The two quickly extend their courses and gained an international reputation, peaking in an advanced class for visual communication in 1968. Already before that time, the school attracted talented students from all over the world and could be rather picky in whom it accepted. Some students of Ruder had to wait up to three years to get in, as he took only two or three students each year.
Helmut Schmid, a graphic designer now working in Osaka, was one of them. He has asked his former classmates to recount what brought them to Basel to study typography, and collected their short essays in this book. To write of one's journey and its motives is a very personal matter, as one of them, Andre Guertler, remarks, and so this is an intimate book, funny and sad as life itself.
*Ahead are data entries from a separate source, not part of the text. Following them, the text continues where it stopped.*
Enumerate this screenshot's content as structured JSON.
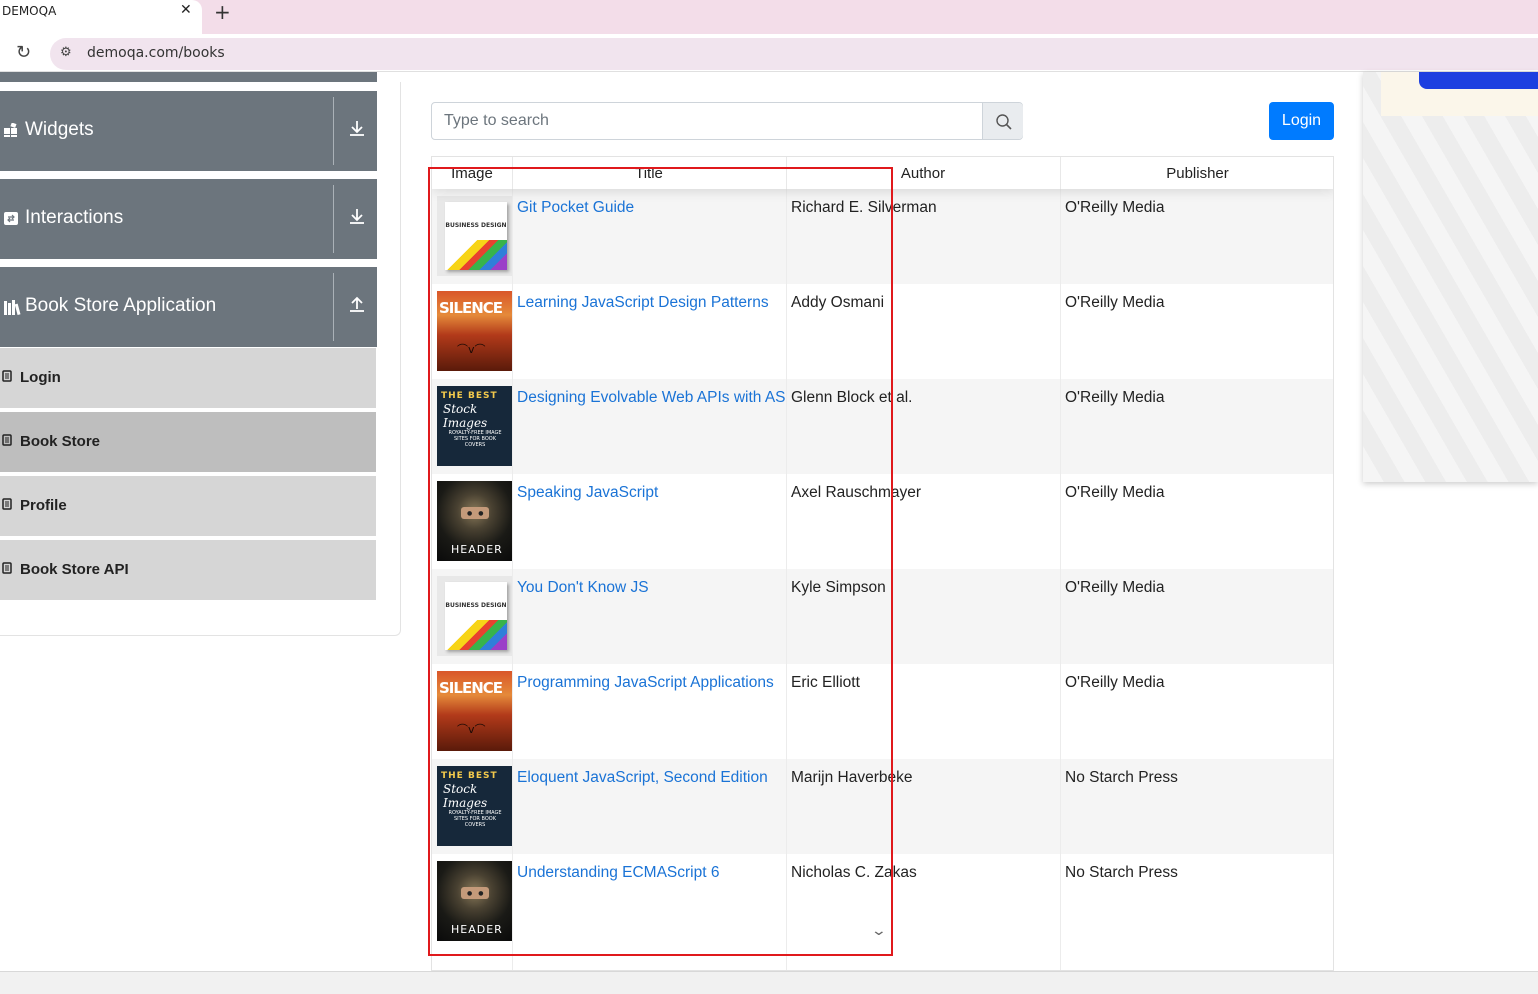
{
  "browser": {
    "tab_title": "DEMOQA",
    "tab_close": "✕",
    "new_tab": "+",
    "url": "demoqa.com/books"
  },
  "sidebar": {
    "groups": [
      {
        "label": "Widgets",
        "icon": "widgets-icon",
        "arrow": "download-arrow-icon"
      },
      {
        "label": "Interactions",
        "icon": "interactions-icon",
        "arrow": "download-arrow-icon"
      },
      {
        "label": "Book Store Application",
        "icon": "book-store-icon",
        "arrow": "upload-arrow-icon"
      }
    ],
    "items": [
      {
        "label": "Login",
        "active": false
      },
      {
        "label": "Book Store",
        "active": true
      },
      {
        "label": "Profile",
        "active": false
      },
      {
        "label": "Book Store API",
        "active": false
      }
    ]
  },
  "search": {
    "placeholder": "Type to search"
  },
  "login_label": "Login",
  "table": {
    "headers": [
      "Image",
      "Title",
      "Author",
      "Publisher"
    ],
    "rows": [
      {
        "cover": "business-design",
        "title": "Git Pocket Guide",
        "author": "Richard E. Silverman",
        "publisher": "O'Reilly Media"
      },
      {
        "cover": "silence",
        "title": "Learning JavaScript Design Patterns",
        "author": "Addy Osmani",
        "publisher": "O'Reilly Media"
      },
      {
        "cover": "best-stock-images",
        "title": "Designing Evolvable Web APIs with ASP.NET",
        "author": "Glenn Block et al.",
        "publisher": "O'Reilly Media"
      },
      {
        "cover": "header",
        "title": "Speaking JavaScript",
        "author": "Axel Rauschmayer",
        "publisher": "O'Reilly Media"
      },
      {
        "cover": "business-design",
        "title": "You Don't Know JS",
        "author": "Kyle Simpson",
        "publisher": "O'Reilly Media"
      },
      {
        "cover": "silence",
        "title": "Programming JavaScript Applications",
        "author": "Eric Elliott",
        "publisher": "O'Reilly Media"
      },
      {
        "cover": "best-stock-images",
        "title": "Eloquent JavaScript, Second Edition",
        "author": "Marijn Haverbeke",
        "publisher": "No Starch Press"
      },
      {
        "cover": "header",
        "title": "Understanding ECMAScript 6",
        "author": "Nicholas C. Zakas",
        "publisher": "No Starch Press"
      }
    ]
  },
  "cover_text": {
    "business": "BUSINESS DESIGN",
    "silence": "SILENCE",
    "best1": "THE BEST",
    "best2": "Stock Images",
    "best3": "ROYALTY-FREE IMAGE SITES FOR BOOK COVERS",
    "header": "HEADER"
  },
  "colors": {
    "accent": "#007bff",
    "link": "#1a73d6",
    "sidebar_group": "#6c757d",
    "highlight": "#e0191c"
  }
}
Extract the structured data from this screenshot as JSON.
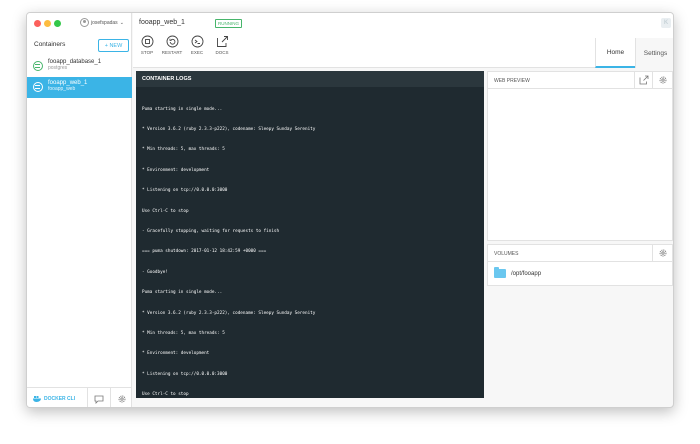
{
  "sidebar": {
    "user": "josefspadas",
    "containers_label": "Containers",
    "new_button": "+ NEW",
    "items": [
      {
        "name": "fooapp_database_1",
        "image": "postgres",
        "active": false
      },
      {
        "name": "fooapp_web_1",
        "image": "fooapp_web",
        "active": true
      }
    ],
    "footer": {
      "cli_label": "DOCKER CLI"
    }
  },
  "header": {
    "container_title": "fooapp_web_1",
    "status": "RUNNING",
    "logo": "K",
    "tools": [
      {
        "label": "STOP",
        "icon": "stop-icon"
      },
      {
        "label": "RESTART",
        "icon": "restart-icon"
      },
      {
        "label": "EXEC",
        "icon": "terminal-icon"
      },
      {
        "label": "DOCS",
        "icon": "external-link-icon"
      }
    ],
    "tabs": [
      {
        "label": "Home",
        "active": true
      },
      {
        "label": "Settings",
        "active": false
      }
    ]
  },
  "logs": {
    "title": "CONTAINER LOGS",
    "lines": [
      "Puma starting in single mode...",
      "* Version 3.6.2 (ruby 2.3.3-p222), codename: Sleepy Sunday Serenity",
      "* Min threads: 5, max threads: 5",
      "* Environment: development",
      "* Listening on tcp://0.0.0.0:3000",
      "Use Ctrl-C to stop",
      "- Gracefully stopping, waiting for requests to finish",
      "=== puma shutdown: 2017-01-12 18:42:59 +0000 ===",
      "- Goodbye!",
      "Puma starting in single mode...",
      "* Version 3.6.2 (ruby 2.3.3-p222), codename: Sleepy Sunday Serenity",
      "* Min threads: 5, max threads: 5",
      "* Environment: development",
      "* Listening on tcp://0.0.0.0:3000",
      "Use Ctrl-C to stop"
    ]
  },
  "web_preview": {
    "title": "WEB PREVIEW"
  },
  "volumes": {
    "title": "VOLUMES",
    "items": [
      "/opt/fooapp"
    ]
  },
  "colors": {
    "accent": "#3bb4e6",
    "running": "#47b56b",
    "log_bg": "#1f2a30"
  }
}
Above all, it shows the profound admiration of Ruder's students for their master's personality and character.
It is also a source on Emil Ruder's teaching methods and design philosophy. Asymmetry as a concept was important to him, and he saw support for it's universal validity in japanese texts on Zen philosophy and the art of drinking tea. On this idea, he apparently differed from Jan Tschichold, who was also working in Basel at that time, as typographer for the pharmaceutical company La Roche. Ruder's student Ake Nilsson recounts somewhat perplexed that "In Ruder's drawer were examples of poor work from, among others, Jan Tschichold, who was held in high esteem in Sweden". Wolfgang Weingart, another Ruder student from 1964 onwards and one of todays typography greats, tells us how he was almost expelled from the school for his "destructive attitude". Exciting times indeed for typography in Basel.
Japanische Kalligraphie und westliche Zeichen
1956, Emil Ruder
Poster for an exhibition on japanese calligraphy and western signs at the Kunsthalle Basel
1958, Emil Ruder
Poster for an exhibition
on newspapers at the
Lucien Clergue, photos 1954 bis 1964
1964, Emil Ruder
Poster for an exhibition of photographs at the Gewerbemuseum Basel
An extensive preview, with many pages reproduced from the book, is shown in the current issue of Typographische Monatsblaetter (Nr.3/1998), with a moving contribution from Hans-Rudolf Lutz, written shortly before his death in January 1998.
But I am glad to have the whole book, not just an excerpt.